Was ist ein Gläubiger?

Der Begriff des Gläubigers ist aus dem italienischen „credere“ abgeleitet, was „glauben“ bedeutet. Sprich: Er „glaubt“ dem Schuldner, dass er von ihm seine Schuld zurückerhält. Das Verhältnis der beiden wird als Schuldverhältnis bezeichnet. Es ist rechtlich in § 241 BGB geregelt. Klassische Beispiele für solche Schuldverhältnisse sind Kauf- oder Mietverträge.
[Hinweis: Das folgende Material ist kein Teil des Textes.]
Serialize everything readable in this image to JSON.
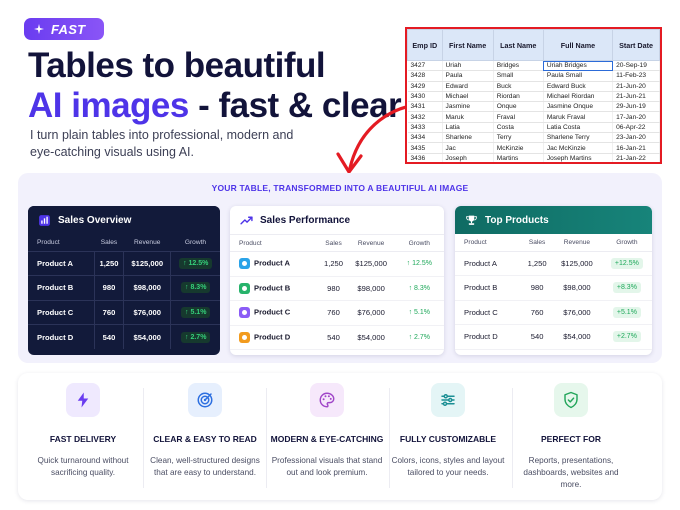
{
  "badge": {
    "label": "FAST",
    "icon": "sparkle-icon"
  },
  "hero": {
    "title_line1": "Tables to beautiful",
    "title_highlight": "AI images",
    "title_rest": " - fast & clear",
    "subtitle": "I turn plain tables into professional, modern and eye-catching visuals using AI."
  },
  "sheet": {
    "headers": [
      "Emp ID",
      "First Name",
      "Last Name",
      "Full Name",
      "Start Date"
    ],
    "rows": [
      [
        "3427",
        "Uriah",
        "Bridges",
        "Uriah Bridges",
        "20-Sep-19"
      ],
      [
        "3428",
        "Paula",
        "Small",
        "Paula Small",
        "11-Feb-23"
      ],
      [
        "3429",
        "Edward",
        "Buck",
        "Edward Buck",
        "21-Jun-20"
      ],
      [
        "3430",
        "Michael",
        "Riordan",
        "Michael Riordan",
        "21-Jun-21"
      ],
      [
        "3431",
        "Jasmine",
        "Onque",
        "Jasmine Onque",
        "29-Jun-19"
      ],
      [
        "3432",
        "Maruk",
        "Fraval",
        "Maruk Fraval",
        "17-Jan-20"
      ],
      [
        "3433",
        "Latia",
        "Costa",
        "Latia Costa",
        "06-Apr-22"
      ],
      [
        "3434",
        "Sharlene",
        "Terry",
        "Sharlene Terry",
        "23-Jan-20"
      ],
      [
        "3435",
        "Jac",
        "McKinzie",
        "Jac McKinzie",
        "16-Jan-21"
      ],
      [
        "3436",
        "Joseph",
        "Martins",
        "Joseph Martins",
        "21-Jan-22"
      ]
    ],
    "border_color": "#e41b23"
  },
  "band": {
    "title": "YOUR TABLE, TRANSFORMED INTO A BEAUTIFUL AI IMAGE"
  },
  "cards": {
    "overview": {
      "title": "Sales Overview",
      "icon": "bar-chart-icon",
      "headers": [
        "Product",
        "Sales",
        "Revenue",
        "Growth"
      ],
      "rows": [
        [
          "Product A",
          "1,250",
          "$125,000",
          "↑ 12.5%"
        ],
        [
          "Product B",
          "980",
          "$98,000",
          "↑ 8.3%"
        ],
        [
          "Product C",
          "760",
          "$76,000",
          "↑ 5.1%"
        ],
        [
          "Product D",
          "540",
          "$54,000",
          "↑ 2.7%"
        ]
      ]
    },
    "performance": {
      "title": "Sales Performance",
      "icon": "trend-line-icon",
      "headers": [
        "Product",
        "Sales",
        "Revenue",
        "Growth"
      ],
      "rows": [
        [
          "Product A",
          "1,250",
          "$125,000",
          "↑ 12.5%"
        ],
        [
          "Product B",
          "980",
          "$98,000",
          "↑ 8.3%"
        ],
        [
          "Product C",
          "760",
          "$76,000",
          "↑ 5.1%"
        ],
        [
          "Product D",
          "540",
          "$54,000",
          "↑ 2.7%"
        ]
      ],
      "dot_colors": [
        "#2aa3e8",
        "#27b36b",
        "#8b5cf6",
        "#f29b1e"
      ]
    },
    "top": {
      "title": "Top Products",
      "icon": "trophy-icon",
      "headers": [
        "Product",
        "Sales",
        "Revenue",
        "Growth"
      ],
      "rows": [
        [
          "Product A",
          "1,250",
          "$125,000",
          "+12.5%"
        ],
        [
          "Product B",
          "980",
          "$98,000",
          "+8.3%"
        ],
        [
          "Product C",
          "760",
          "$76,000",
          "+5.1%"
        ],
        [
          "Product D",
          "540",
          "$54,000",
          "+2.7%"
        ]
      ]
    }
  },
  "features": [
    {
      "title": "FAST DELIVERY",
      "desc": "Quick turnaround without sacrificing quality.",
      "icon": "lightning-icon",
      "bg": "#efe9fe",
      "color": "#6a3cf0"
    },
    {
      "title": "CLEAR & EASY TO READ",
      "desc": "Clean, well-structured designs that are easy to understand.",
      "icon": "target-icon",
      "bg": "#e6effd",
      "color": "#2d6fe0"
    },
    {
      "title": "MODERN & EYE-CATCHING",
      "desc": "Professional visuals that stand out and look premium.",
      "icon": "palette-icon",
      "bg": "#f6e8fb",
      "color": "#a046c8"
    },
    {
      "title": "FULLY CUSTOMIZABLE",
      "desc": "Colors, icons, styles and layout tailored to your needs.",
      "icon": "sliders-icon",
      "bg": "#e4f5f6",
      "color": "#1b8f94"
    },
    {
      "title": "PERFECT FOR",
      "desc": "Reports, presentations, dashboards, websites and more.",
      "icon": "shield-check-icon",
      "bg": "#e6f7ec",
      "color": "#22a55a"
    }
  ]
}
Dabei kann die Person des Gläubigers eine natürliche oder juristische sein.

Im Insolvenzfall

Kommt es zu einer Insolvenz, also einer Zahlungsunfähigkeit, dann bestehen in der Regel eine Vielzahl offener Forderungen, die ein Schuldner nicht bedienen kann. Damit keine der Gläubiger in einer solchen Situation vom Schuldner bevor- oder benachteiligt wird, bilden diese während eines Insolvenzverfahrens eine Gläubigergemeinschaft. Bei einem Crowdinvesting ist eine solche Gläubigergemeinschaft in den meisten Fällen nicht von Relevanz, da dort oft Nachrangdarlehen vergeben werden.